Whitney si reca l’11 febbraio al Beverly Hilton di Beverly Hills per esibirsi in occasione di una serata che precede i fatidici e tanto attesi Grammy di stasera. Mentre si facevano i pronostici sulla vittoria di Adele, mentre il mondo intero rileggeva le nomination o ci si chiedeva quale brano Lady Gaga avrebbe interpretato sul palco, Whitney rientrava nella sua stanza d’albergo. Si sdraiava in una vasca da bagno, forse dopo aver ceduto alla tentazione della droga o forse no, e da lì non si sarebbe più alzata.

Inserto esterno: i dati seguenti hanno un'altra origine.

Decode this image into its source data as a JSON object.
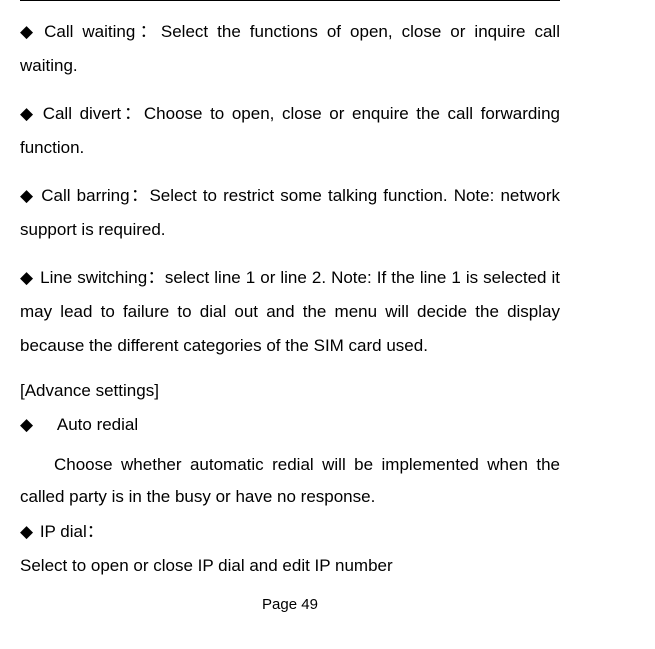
{
  "bullets": {
    "b1_label": "Call waiting",
    "b1_sep": "：",
    "b1_text": "Select the functions of open, close or inquire call waiting.",
    "b2_label": "Call divert",
    "b2_sep": "：",
    "b2_text": "Choose to open, close or enquire the call forwarding function.",
    "b3_label": "Call barring",
    "b3_sep": "：",
    "b3_text": "Select to restrict some talking function. Note: network support is required.",
    "b4_label": "Line switching",
    "b4_sep": "：",
    "b4_text": "select line 1 or line 2. Note: If the line 1 is selected it may lead to failure to dial out and the menu will decide the display because the different categories of the SIM card used."
  },
  "heading": "[Advance settings]",
  "auto_redial_label": "Auto redial",
  "auto_redial_text": "Choose whether automatic redial will be implemented when the called party is in the busy or have no response.",
  "ip_dial_label": "IP dial",
  "ip_dial_sep": "：",
  "ip_dial_text": "Select to open or close IP dial and edit IP number",
  "page_number": "Page 49",
  "diamond": "◆"
}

Un albergo in festa, un mondo mediatico concentrato su altro, sui Grammy, e una cantante che viene momentaneamente dimenticata dalla maggior parte mass media. Accantonata, solo per pochissimo. Lei doveva esibirsi nella serata precedente, non durante il vero e proprio evento. La madre la sente per l’ultima volta. E mentre nei piani dell’albergo c’è allegria e confusione in vista delle esibizioni, mentre si beve e si festeggia, la Houston chiude gli occhi per sempre, da sola.

Quando uno del suo entourage la trova ormai è troppo tardi. La notizia si sparge in tutto il mondo sconvolgendo i fan e gli amanti della musica. E le poche risate dei primi piani dell’albergo si scontrano e si confondono con le urla di Bobbi Kristina Brown mentre aggredisce i poliziotti che le impediscono di entrare nella stanza d’albergo in cui sua madre ha perso la vita.

Sua madre. Perchè a morire, a 48 anni, oltre che una grande cantante, è stata anche una figlia e una mamma.